"DUVAR"

61 13 48
                                    

"Bu aralar zihnimi toparlayıp adamakıllı bölüm yazamıyorum... O yüzden de hem bölüm gecikti hem de kısa oldu. Her neyse, bunu geçiş bölümü olarak sayın.

Diğer bölümleri daha uzun tutmaya çalışacağım.

İyi okumalar dilerim.

~

Elimde dikdörtgen şeklinde ince uzun yapılı bir şey vardı: Yüzeyi siyah cam, arkası parlak metalle kaplı bir şey.

"Ne bu?" diye sordum Pulsar'a. Bir kez daha evirip çevirdiğimde bunun bir tür görmediğim teknolojik alet olduğundan iyice emin oldum. Muhtemelen daha önceleri icat edilmiş, bizim kolay kolay görme şansımızın olmayacağı üst model bir şeydi.

"O bir telefon," dedi mıntıkacılar derneği başkanı. Elindeki beş çayı fincanından bir yudum daha alırken ona döndüm.

Bugün dünden daha iyi gözüküyordu. Gerçi her daim bakımına ve dış görüşüne önem gösteren birisiydi ancak bugün simasına yansıyan soluk gün ışığına rağmen yüzünde hafif bir parlaklık ve canlılık vardı. Gözleri benim yorgun gözlerimin aksine ışıltılıydı. Her an gülümseyecekmiş de beni ayağa kaldırıp özgür bırakacakmış gibi hem de.

Kısacası o bugün mutluydu ve ben bu mutluluk denen soyut kavramın sebebini sorgulamaya çalışsam da bön bön suratına bakmaktan ileriye gidememiştim. Çünkü ne gibi sebebi olduğunu tahmin etmek benim açımdan biraz zor olmuştu ki ayriyeten kendisi garip bakışlarımı yakalayınca da pis pis sırıtması sinirlerimi anında hoplatmaya ve sorgulamamı bitirmeye yetmişti.

"Bu nasıl telefon?" dedim. İşte o an cahilliğimi konuşturmaya başlamıştım. "Tuşları yok bunun."

"Tuşlu telefonlar sizler için," dedi Pulsar. Ah tabii ya, böyle bir soruyu haşmetmeaplarına sormam hataydı.

Omuz silktim. Zaten telefonla hiçbir zaman pek bir işim olmamıştı. Kimse arayıp sormadığı için.

"Teknolojide ne kadar ileride olduğunuzu merak ediyorum," dedim. Her ne kadar Dünya Savaşı'ndan sonra kaynakların büyük bir bölümü yıkıma uğrasa da hâlâ elde tutulur bir şeylerin kaldığı belliydi.
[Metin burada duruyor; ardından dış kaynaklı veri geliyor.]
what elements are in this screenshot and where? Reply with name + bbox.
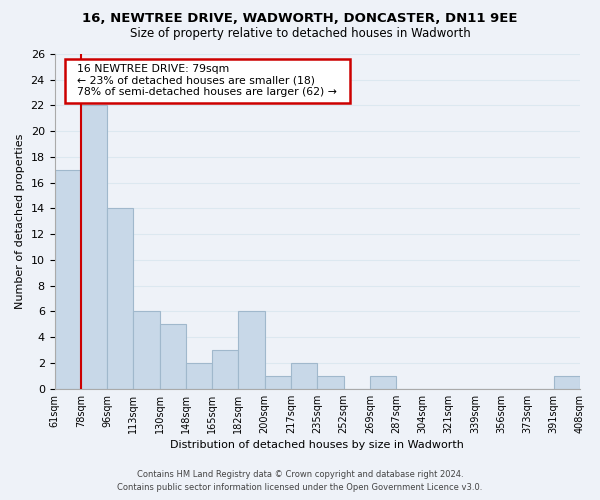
Text: Contains HM Land Registry data © Crown copyright and database right 2024.
Contai: Contains HM Land Registry data © Crown c…: [118, 470, 482, 492]
X-axis label: Distribution of detached houses by size in Wadworth: Distribution of detached houses by size …: [170, 440, 464, 450]
Text: Size of property relative to detached houses in Wadworth: Size of property relative to detached ho…: [130, 28, 470, 40]
Bar: [291, 363, 317, 388]
Bar: [186, 363, 212, 388]
Text: 16 NEWTREE DRIVE: 79sqm
  ← 23% of detached houses are smaller (18)
  78% of sem: 16 NEWTREE DRIVE: 79sqm ← 23% of detache…: [70, 64, 344, 97]
Bar: [107, 208, 133, 388]
Bar: [554, 376, 580, 388]
Bar: [238, 312, 265, 388]
Text: 16, NEWTREE DRIVE, WADWORTH, DONCASTER, DN11 9EE: 16, NEWTREE DRIVE, WADWORTH, DONCASTER, …: [82, 12, 518, 26]
Bar: [212, 350, 238, 389]
Bar: [317, 376, 344, 388]
Bar: [160, 324, 186, 388]
Bar: [55, 170, 81, 388]
Bar: [265, 376, 291, 388]
Bar: [81, 106, 107, 389]
Bar: [370, 376, 396, 388]
Y-axis label: Number of detached properties: Number of detached properties: [15, 134, 25, 309]
Bar: [133, 312, 160, 388]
"Çok değil," dedi Pulsar. "Üretim konusunda hâlâ sıkıntılar çekiyoruz."

"Belki de Hükümetlerin kendisi bu sıkıntıları çözmek istemiyordur?"

Ne demek istediğimi anlamış olacak ki başını sallayarak bana baktı. "Bazı şeyleri kontrol edebilmek adınaysa evet," dedi daha sonra. "Yine de bilerek yavaş ilerlemek bizi nereye taşır tam emin değilim."

Bundan ben de tam degildim. Zaten emin olmak filan da istemiyordum.

Geri telefona döndüm. Avucum kadar olan bu telefonla önceden insanların neler yaptığını merak etmek ve tahminde bulunmaya çalışmak sabahın erken saatlerinde beynimi zorlamaya devam etmişti. Aklıma birkaç şey geliyordu gelmesine lakin tahminlerimi kendi içimde tutsam iyi edecektim. Yoksa karşımdaki bay çok bilmiş yine cahilliğime gülecek ve kendisinden büyük kibriyle bana bir şeyler öğretmeye çalışacaktı. 

"Biraz öğrenmelisin," dedi Pulsar. "Ama böyle uzaylıya bakar gibi değil."

Başımı kaldırdım. "O zaman göster," dedim sakince. Demek ki insanlar önceden uzaylı denen şeyi garipsiyormuştu. "Bu ne işe yarayacak?"

Pulsar ayağa kalktı ve yanıma geldi.

Burnuma direkt parfümünün kokusu ulaşınca o an ne kadar bakımsız olduğumu bir kez daha fark ettim.